The best way I have found to deal with it is just to accept it, accept that you might have to write with your child asleep on your knee, or might just get ten minutes to write before being shouted for. Accept that writing can happen any where and at any time. Accept that writing can be a fluid, flexible thing that doesn’t need special requirements.
If you get over the idea that writing needs to be a sacred quiet moment, when you are alone with your creativity and instead, accept that writing can be something that can be done at any time, then you’ll find you have time to write. It might not be much time, but it will be some, whereas, if I waited for a time to write with no interruptions, I’d be waiting till the kids were grown up and left home!”
“Don’t do housework. Ever. Pay someone. Or get your partner to do it. OK, OK, do it a BIT so, you know, things don’t start GROWING, but a few toys on the floor? Never mind. If you MUST do housework – make a deal with your other half that you do the laundry (so you can write legitimately while waiting for the washing machine to finish) and they do the hoovering.

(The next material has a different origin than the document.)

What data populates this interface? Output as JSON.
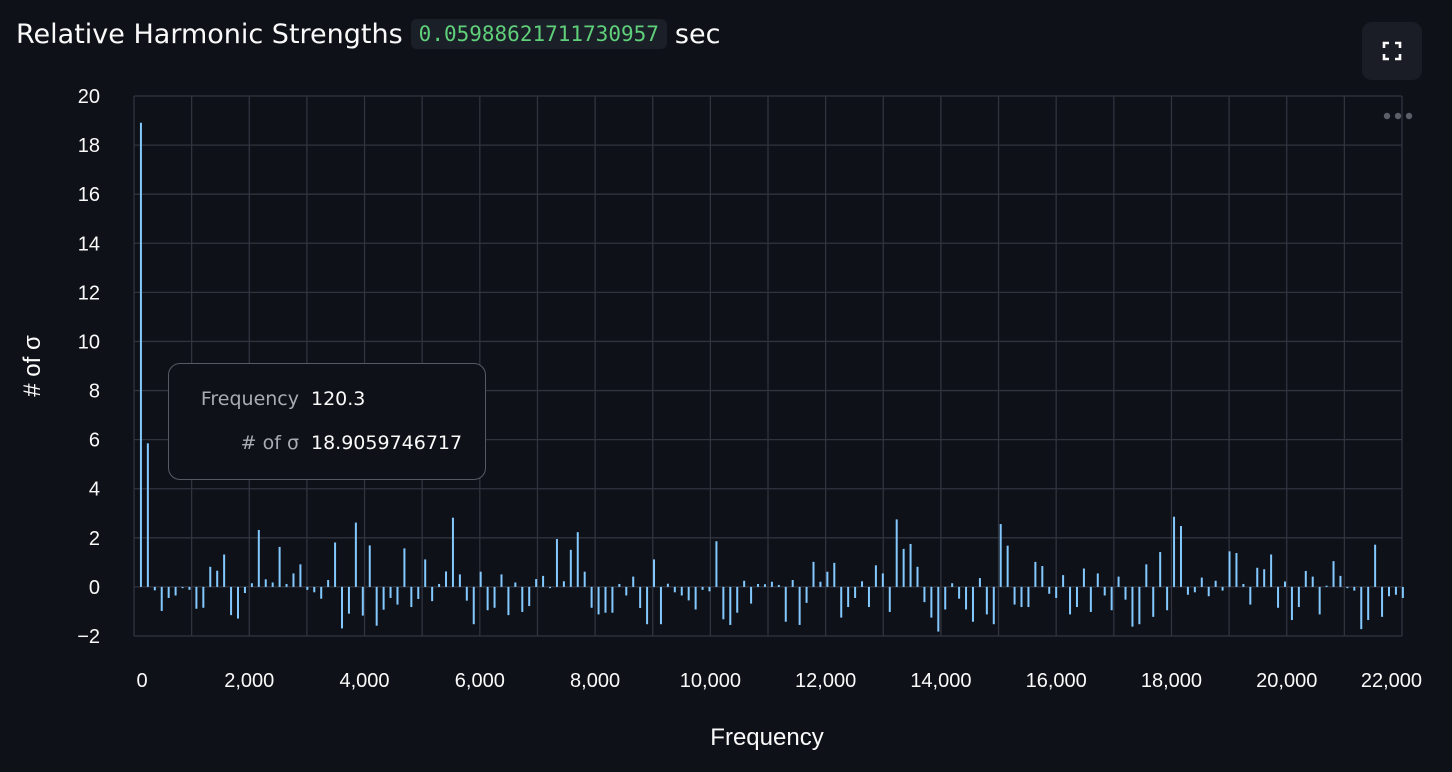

Write in short bursts. Finding fifteen minutes is much less daunting than trying to find a couple of hours. If you begin writing in short bursts, you’ll find that you’ll get into to your story more easily when you do sit down to do it.
Write during night feeds if you have a teeny one.”

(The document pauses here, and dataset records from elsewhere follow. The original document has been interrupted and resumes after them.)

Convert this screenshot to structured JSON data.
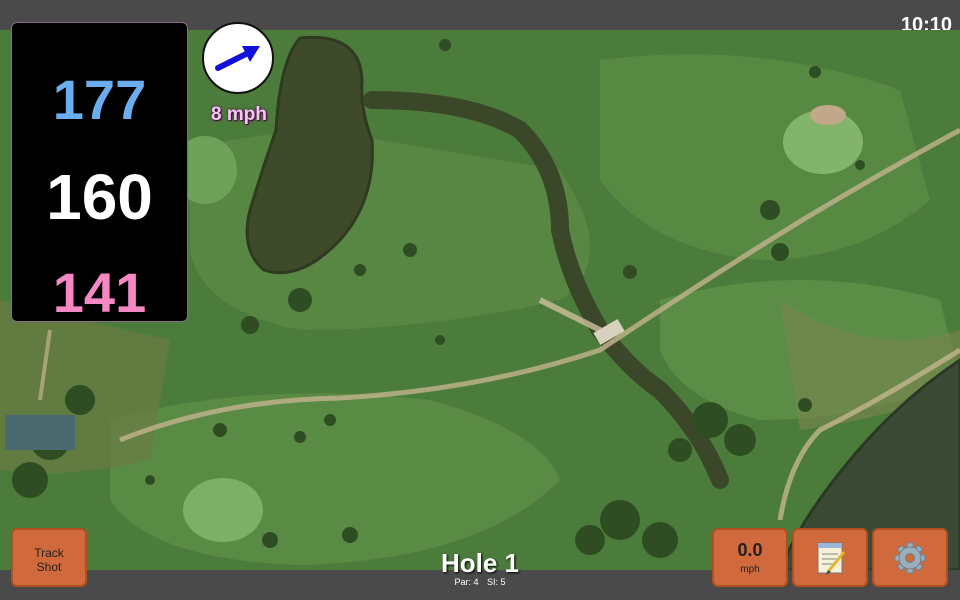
{
  "status_bar": {
    "time": "10:10"
  },
  "distances": {
    "back": "177",
    "middle": "160",
    "front": "141",
    "colors": {
      "back": "#6aaef0",
      "middle": "#ffffff",
      "front": "#f587c5"
    }
  },
  "wind": {
    "speed_label": "8 mph",
    "direction_icon": "arrow-right-icon",
    "arrow_color": "#1010d8"
  },
  "hole": {
    "title": "Hole 1",
    "par_label": "Par: 4",
    "si_label": "SI: 5"
  },
  "buttons": {
    "track_shot": {
      "line1": "Track",
      "line2": "Shot"
    },
    "speed": {
      "value": "0.0",
      "unit": "mph"
    },
    "notes": {
      "icon": "notepad-icon"
    },
    "settings": {
      "icon": "gear-icon"
    }
  },
  "colors": {
    "button_bg": "#d0693b",
    "button_border": "#b0501e",
    "panel_bg": "#000000"
  }
}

“Motherhood changes everything about your life – including how you write. Throw out the old rules. Don’t think you must write every day, or for hours at a time. Especially when children are young, time is limited. Write in small increments and then stitch it together like a quilt. If you have a half hour, journal, take notes, brainstorm – ignore the dishes and laundry. Think about your story while driving (if the kids are asleep!) or taking a shower, waiting in line at car pick-up, or pushing a dozing child in a stroller. Keep the line of creativity open. You don’t have to keep your identities strictly separate.”